Guotai Haitong Securities Co., Ltd., China Securities Co., Ltd.
Report on the Issuance Process and Compliance of Subscription Objects for Ningbo Jiangfeng Electronic Materials Co., Ltd.'s Private Placement of A Shares
Sponsor (Joint Lead Underwriter)
Guotai Haitong Securities Co., Ltd.
GUOTAI HAITONG SECURITIES CO., LTD.
Joint Lead Underwriter
China Securities Co., Ltd.
CHINA SECURITIES CO.,LTD.
June 2026
Shenzhen Securities Exchange:
After being registered and approved by the China Securities Regulatory Commission (CSRC) under the "Approval on the Registration of Ningbo Jiangfeng Electronic Materials Co., Ltd.'s Private Placement of Shares" (Securities Regulatory License (2026) No. 911), Ningbo Jiangfeng Electronic Materials Co., Ltd. (hereinafter referred to as the "Company," "Jiangfeng Electronics," or the "Issuer") will issue shares to no more than 35 specific objects, including fund management companies, securities companies, trust companies, financial companies, insurance institutions, qualified foreign institutional investors, RMB qualified foreign institutional investors, and other legal persons, natural persons, or other legal institutions that meet the CSRC's regulations (hereinafter referred to as the "Current Offering").
Guotai Haitong Securities Co., Ltd. (hereinafter referred to as "Sponsor (Joint Lead Underwriter)," "Guotai Haitong," and "Joint Lead Underwriter") and China Securities Co., Ltd. (hereinafter referred to as "China Securities" or "Joint Lead Underwriter") are the joint lead underwriters for Jiangfeng Electronics' current offering. In accordance with the "Administrative Measures for the Registration of Securities Issuances by Listed Companies," "Administrative Measures for Securities Issuance and Underwriting," and the "Implementation Rules for Securities Issuance and Underwriting Business of Shenzhen Stock Exchange" (2025 Revision), as well as relevant legal documents and resolutions from the Issuer's board of directors and shareholders' meetings, we have audited the compliance of the Issuer's current offering process and subscription objects. The relevant situation is reported as follows:
I. Overview of the Offering
(I) Type and Par Value of Shares Offered
The shares offered in this issuance are Renminbi ordinary shares (A shares) listed in China, with a par value of RMB 1.00 per share.
(II) Offering Price
The pricing benchmark date for this offering is the first day of the offering period (May 28, 2026). The offering price for this private placement of A shares shall be no less than 80% of the average daily trading price of the Company's shares for the 20 trading days prior to the pricing benchmark date (Average daily trading price for the 20 trading days prior to the pricing benchmark date = Total trading volume for the 20 trading days prior to the pricing benchmark date / Total trading volume for the 20 trading days prior to the pricing benchmark date). The floor price for this offering is RMB 150.35 per share.

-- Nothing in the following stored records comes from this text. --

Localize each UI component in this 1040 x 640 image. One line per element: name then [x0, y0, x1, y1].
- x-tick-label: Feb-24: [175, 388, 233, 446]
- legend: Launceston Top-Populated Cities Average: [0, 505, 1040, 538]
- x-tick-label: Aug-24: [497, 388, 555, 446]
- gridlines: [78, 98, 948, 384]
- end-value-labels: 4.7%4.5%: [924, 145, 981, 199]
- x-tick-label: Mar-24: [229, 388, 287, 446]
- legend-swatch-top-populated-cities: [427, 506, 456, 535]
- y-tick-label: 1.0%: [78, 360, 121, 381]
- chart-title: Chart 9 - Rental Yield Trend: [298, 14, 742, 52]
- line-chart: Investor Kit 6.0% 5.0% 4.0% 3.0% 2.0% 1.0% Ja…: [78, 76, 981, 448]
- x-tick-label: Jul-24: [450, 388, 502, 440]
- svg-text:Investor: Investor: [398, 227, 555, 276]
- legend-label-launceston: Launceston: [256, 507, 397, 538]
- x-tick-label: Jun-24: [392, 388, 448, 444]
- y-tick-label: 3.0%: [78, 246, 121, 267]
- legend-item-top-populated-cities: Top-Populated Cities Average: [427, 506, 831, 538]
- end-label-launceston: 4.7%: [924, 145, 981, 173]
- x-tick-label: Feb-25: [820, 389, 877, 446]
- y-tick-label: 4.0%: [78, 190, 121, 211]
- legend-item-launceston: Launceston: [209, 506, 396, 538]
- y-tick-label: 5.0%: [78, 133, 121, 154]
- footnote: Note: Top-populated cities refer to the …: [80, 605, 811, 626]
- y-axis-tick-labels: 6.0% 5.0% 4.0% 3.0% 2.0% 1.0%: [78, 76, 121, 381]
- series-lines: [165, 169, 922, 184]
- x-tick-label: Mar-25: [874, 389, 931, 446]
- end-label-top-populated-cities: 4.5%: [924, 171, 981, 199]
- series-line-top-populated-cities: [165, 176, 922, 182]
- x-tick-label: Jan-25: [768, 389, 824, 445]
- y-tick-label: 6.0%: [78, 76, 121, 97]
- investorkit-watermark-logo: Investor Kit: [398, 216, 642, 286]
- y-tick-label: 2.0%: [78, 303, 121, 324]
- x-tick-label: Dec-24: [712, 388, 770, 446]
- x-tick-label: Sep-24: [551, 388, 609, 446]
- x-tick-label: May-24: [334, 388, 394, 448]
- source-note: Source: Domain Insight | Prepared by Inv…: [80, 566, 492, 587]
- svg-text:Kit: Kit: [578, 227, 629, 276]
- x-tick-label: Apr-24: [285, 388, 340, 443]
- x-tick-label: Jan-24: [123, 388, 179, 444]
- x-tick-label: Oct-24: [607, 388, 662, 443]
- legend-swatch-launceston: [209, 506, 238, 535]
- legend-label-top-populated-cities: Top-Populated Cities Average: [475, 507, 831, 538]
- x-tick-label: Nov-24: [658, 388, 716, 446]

The Issuer's lawyers will witness the entire process of investor subscription invitations and price quotations.
The underwriters, based on the investors' subscription quotations and strictly in accordance with the procedures and principles for determining the offering price, offering objects, and allocated shares stipulated in the "Subscription Invitation Letter," have determined the offering price for this issuance to be RMB 181.01 per share. This represents a ratio of 120.39% to the floor price and is not less than 80% of the average daily trading price of the Company's shares for the 20 trading days prior to the pricing benchmark date.
(III) Number of Shares Offered
According to the "Offering Plan" submitted by the Issuer and the joint lead underwriters to the SZSE, the total amount of funds to be raised in this offering shall not exceed RMB 1,927,828,900,000. The number of shares to be issued to specific objects in this offering is calculated by dividing the total funds to be raised (RMB 1,927,828,900,000) by the floor price (rounded down to the nearest whole share). This number shall not exceed 30% of the total share capital of 265,320,683 shares before the private placement, and shall not exceed the number of shares approved by the Company's board of directors and shareholders' meeting, which is 79,596,204 shares.